Santiago to Curanipe

To bed around 4:00 a.m., then up at 9:30. Noon check-out, then worked on e-mail for an hour.

Left Santiago after 1:00. The bike felt really heavy (though only the spare tire was added.) Resuming the ride always "takes some getting used to".

I was once again on Chile's Ruta 5, and from Santiago south to Puerto Montt, it is a toll road. (This could get quite expensive!)

In the Maipo Valley (around Buin, I think), I stopped at a large roadside restaurant, the “Bavaria”. An odd sight in Chile! The menu features German dishes explained in Spanish. "Now I’m in trouble!" No prices listed. "Kaiserbraten" sounded good.

The restaurant is a huge building with split log walls, stripped tree trunk beams, brick floors, ivy growing in overhead, glass walls.

I'm sorry: German is such strange food! So heavy. But I do enjoy it occasionally!

South of the Maipo Valley is Chile's famed Colchagua Valley wine region. The valley is enormous. Traversing from north to south, it is eerie how similar it feels to driving from California's Salinas Valley, up through Sonoma County and on into Mendocino County. One major difference is the many rivers flowing down from the Andes and across this valley to the ocean. The land is incredibly rich, the climate so familiar and comfortable.

Big names in the food and beverage industries have significant holdings here: Coca Cola, Nestle, Dole, Del Monte, Driscoll, San Pedro and Miguel Torres to name a few. Grapes haven’t taken over yet, but it will be interesting what changes a few years bring. Will grapes eventually replace other crops, as has occurred in so many of California's fertile farming valleys?

Turned west at Parral and headed for the coast. My "progress" slowed significantly in the busy beach towns. I keep forgetting it's vacation time!

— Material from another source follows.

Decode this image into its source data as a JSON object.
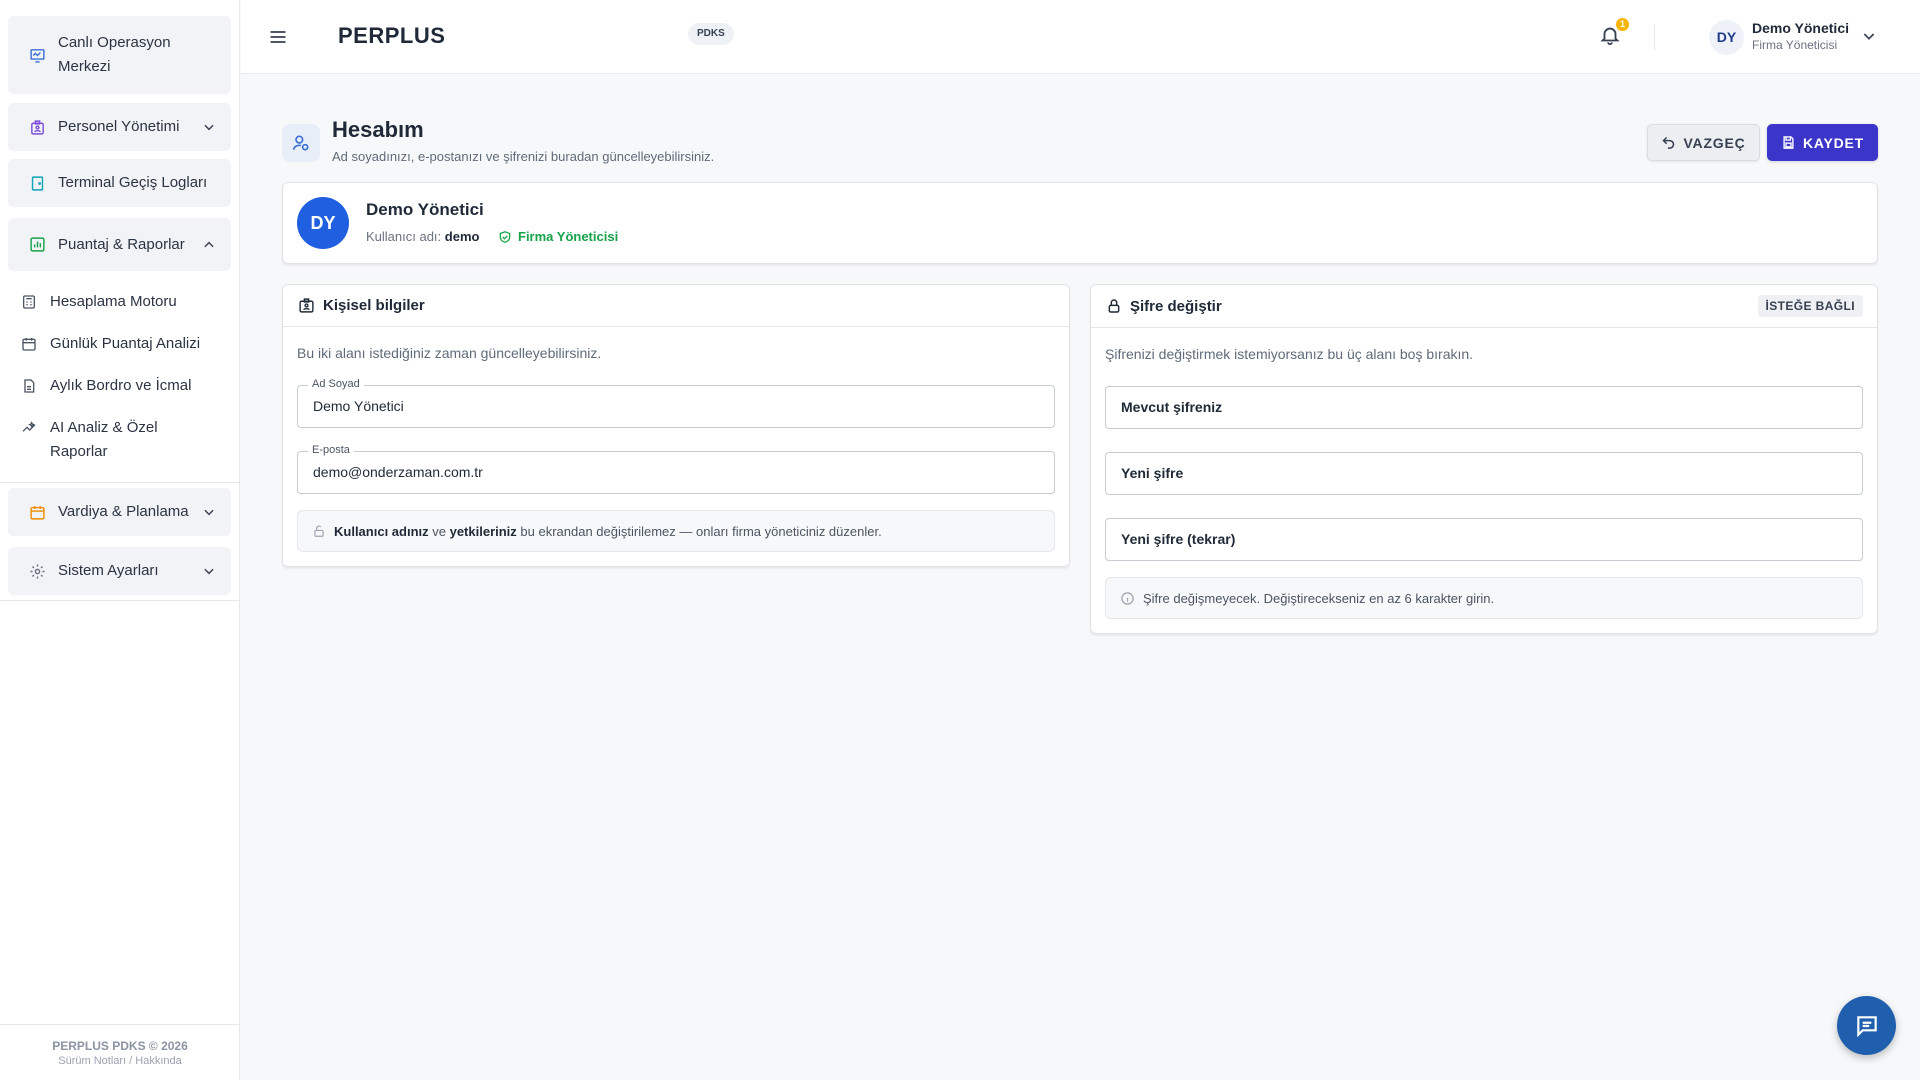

Followed Max's directions out of Curanipe, to a point "sixty meters past (the coast highway's) 25 kilometer marker." There, he said a driveway would lead down to his beach house, “Luminojos”. But I found two driveways, both gated. One was locked, the other unlocked, but displaying warning signs: Great Dane and Boxer guard dogs on duty! This seemed like the right place, but I was reluctant to wander down this road and test my luck.

Drove back toward town, looking for a phone booth. Found one about five miles away. Called Max's cellphone, but there was no answer. Decided to take my chances on the dogs. (I’d wear my riding suit, gloves and helmet if necessary!)

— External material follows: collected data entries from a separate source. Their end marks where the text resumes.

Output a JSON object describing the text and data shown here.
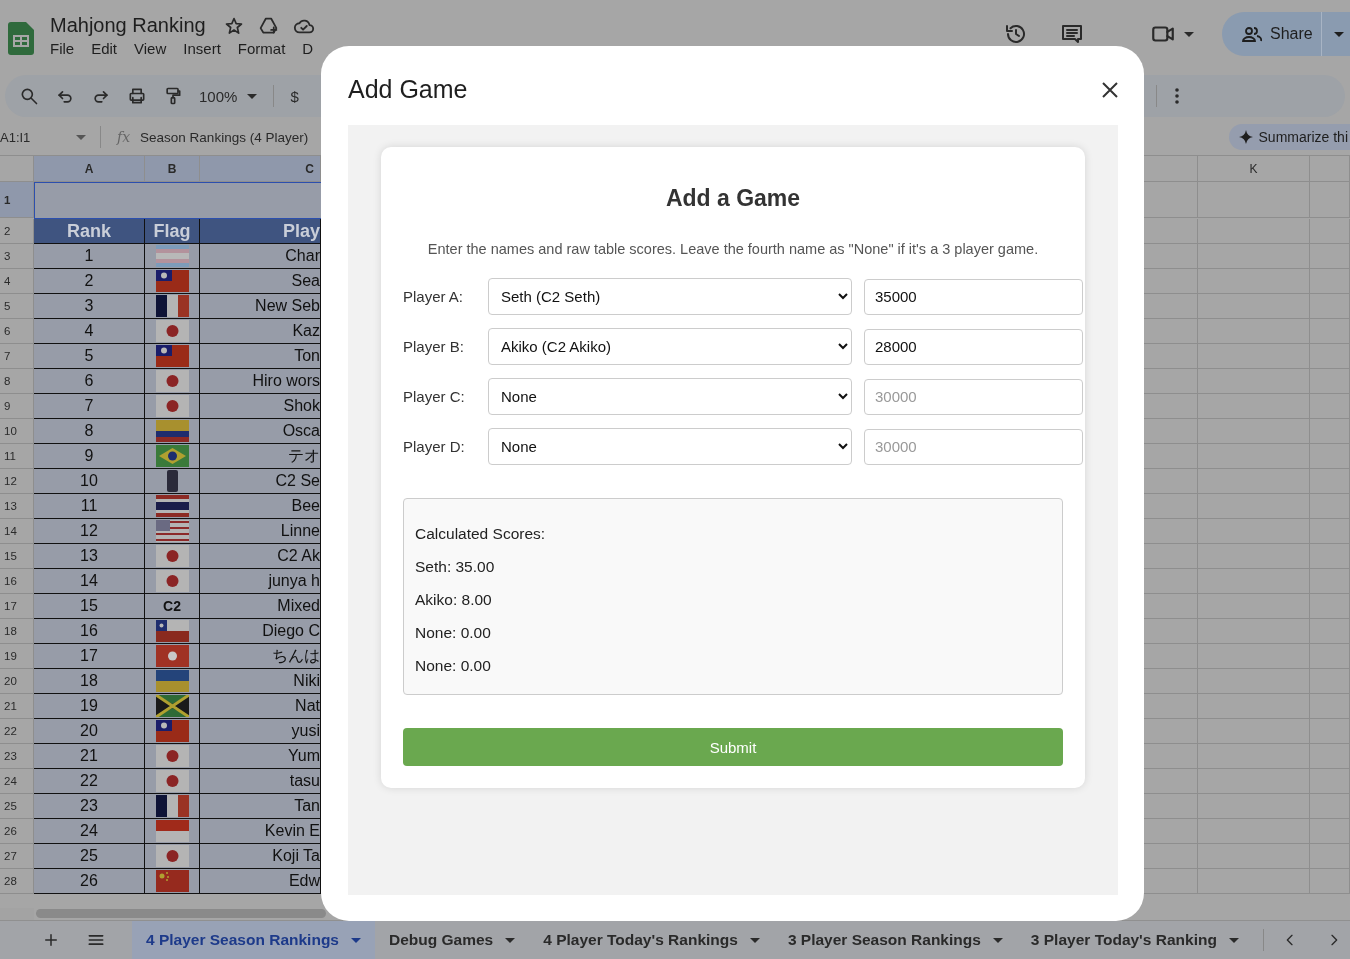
{
  "app": {
    "title": "Mahjong Ranking",
    "menus": [
      "File",
      "Edit",
      "View",
      "Insert",
      "Format",
      "D"
    ]
  },
  "toolbar": {
    "zoom": "100%",
    "currency": "$"
  },
  "share": {
    "label": "Share"
  },
  "formula_bar": {
    "name_box": "A1:I1",
    "fx": "fx",
    "formula": "Season Rankings (4 Player)"
  },
  "summarize": {
    "label": "Summarize thi"
  },
  "sheet": {
    "columns": [
      {
        "label": "A",
        "selected": true
      },
      {
        "label": "B",
        "selected": true
      },
      {
        "label": "C",
        "selected": true
      },
      {
        "label": "K",
        "selected": false
      }
    ],
    "title_row": {
      "row_number": "1"
    },
    "header_row": {
      "row_number": "2",
      "cells": [
        "Rank",
        "Flag",
        "Play"
      ]
    },
    "rows": [
      {
        "row_number": "3",
        "rank": "1",
        "flag": {
          "kind": "trans"
        },
        "player": "Char"
      },
      {
        "row_number": "4",
        "rank": "2",
        "flag": {
          "kind": "taiwan"
        },
        "player": "Sea"
      },
      {
        "row_number": "5",
        "rank": "3",
        "flag": {
          "kind": "france"
        },
        "player": "New Seb"
      },
      {
        "row_number": "6",
        "rank": "4",
        "flag": {
          "kind": "japan"
        },
        "player": "Kaz"
      },
      {
        "row_number": "7",
        "rank": "5",
        "flag": {
          "kind": "taiwan"
        },
        "player": "Ton"
      },
      {
        "row_number": "8",
        "rank": "6",
        "flag": {
          "kind": "japan"
        },
        "player": "Hiro wors"
      },
      {
        "row_number": "9",
        "rank": "7",
        "flag": {
          "kind": "japan"
        },
        "player": "Shok"
      },
      {
        "row_number": "10",
        "rank": "8",
        "flag": {
          "kind": "colombia"
        },
        "player": "Osca"
      },
      {
        "row_number": "11",
        "rank": "9",
        "flag": {
          "kind": "brazil"
        },
        "player": "テオ"
      },
      {
        "row_number": "12",
        "rank": "10",
        "flag": {
          "kind": "logo"
        },
        "player": "C2 Se"
      },
      {
        "row_number": "13",
        "rank": "11",
        "flag": {
          "kind": "thailand"
        },
        "player": "Bee"
      },
      {
        "row_number": "14",
        "rank": "12",
        "flag": {
          "kind": "usa"
        },
        "player": "Linne"
      },
      {
        "row_number": "15",
        "rank": "13",
        "flag": {
          "kind": "japan"
        },
        "player": "C2 Ak"
      },
      {
        "row_number": "16",
        "rank": "14",
        "flag": {
          "kind": "japan"
        },
        "player": "junya h"
      },
      {
        "row_number": "17",
        "rank": "15",
        "flag": {
          "kind": "text",
          "text": "C2"
        },
        "player": "Mixed"
      },
      {
        "row_number": "18",
        "rank": "16",
        "flag": {
          "kind": "chile"
        },
        "player": "Diego C"
      },
      {
        "row_number": "19",
        "rank": "17",
        "flag": {
          "kind": "hongkong"
        },
        "player": "ちんは"
      },
      {
        "row_number": "20",
        "rank": "18",
        "flag": {
          "kind": "ukraine"
        },
        "player": "Niki"
      },
      {
        "row_number": "21",
        "rank": "19",
        "flag": {
          "kind": "jamaica"
        },
        "player": "Nat"
      },
      {
        "row_number": "22",
        "rank": "20",
        "flag": {
          "kind": "taiwan"
        },
        "player": "yusi"
      },
      {
        "row_number": "23",
        "rank": "21",
        "flag": {
          "kind": "japan"
        },
        "player": "Yum"
      },
      {
        "row_number": "24",
        "rank": "22",
        "flag": {
          "kind": "japan"
        },
        "player": "tasu"
      },
      {
        "row_number": "25",
        "rank": "23",
        "flag": {
          "kind": "france"
        },
        "player": "Tan"
      },
      {
        "row_number": "26",
        "rank": "24",
        "flag": {
          "kind": "redwhite"
        },
        "player": "Kevin E"
      },
      {
        "row_number": "27",
        "rank": "25",
        "flag": {
          "kind": "japan"
        },
        "player": "Koji Ta"
      },
      {
        "row_number": "28",
        "rank": "26",
        "flag": {
          "kind": "china"
        },
        "player": "Edw"
      }
    ]
  },
  "dialog": {
    "title": "Add Game",
    "heading": "Add a Game",
    "description": "Enter the names and raw table scores. Leave the fourth name as \"None\" if it's a 3 player game.",
    "players": [
      {
        "label": "Player A:",
        "selection": "Seth (C2 Seth)",
        "score": "35000"
      },
      {
        "label": "Player B:",
        "selection": "Akiko (C2 Akiko)",
        "score": "28000"
      },
      {
        "label": "Player C:",
        "selection": "None",
        "placeholder": "30000"
      },
      {
        "label": "Player D:",
        "selection": "None",
        "placeholder": "30000"
      }
    ],
    "scores_title": "Calculated Scores:",
    "scores": [
      "Seth: 35.00",
      "Akiko: 8.00",
      "None: 0.00",
      "None: 0.00"
    ],
    "submit": "Submit"
  },
  "sheet_tabs": [
    {
      "label": "4 Player Season Rankings",
      "selected": true
    },
    {
      "label": "Debug Games",
      "selected": false
    },
    {
      "label": "4 Player Today's Rankings",
      "selected": false
    },
    {
      "label": "3 Player Season Rankings",
      "selected": false
    },
    {
      "label": "3 Player Today's Ranking",
      "selected": false
    }
  ]
}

Drove into the property, down a dirt path to a small house nestled on a tree-covered promontory. Only one fearful dog was to be found there. He slinked away as I approached. Everything looked right, but I wandered around the outside of house looking in the windows to find some clue to confirm my sense. Finally, I saw the Let My People Go Surfing book on a shelf. "This is the place!”

As the sun went down, I decided to set up the tent. Max and his other guests may not return until late and it was getting chilly. I was just climbing into the tent when they arrived. They had all been at the beach, Max and Jeremy surfing. (A big occasion: Jeremy rode his first wave today!) With them were Trinidad (Jeremy's girlfriend - I had met them at Jack's house), their friend Camilla from Santiago; and two German travelers Max had connected with through a traveler's website: Manuela, from Effelder, and Kristin, from Roedental. (Both towns are near Coburg, Germany.)

Tonight, Jeremy (who's training to be a chef) barbecued hamburgers for all. Quite good! We also enjoyed the Tabali Cabernet Sauvignon that I had given Max on his birthday.

I slept in the tent, the wonderful sounds of waves below and wind in the trees above!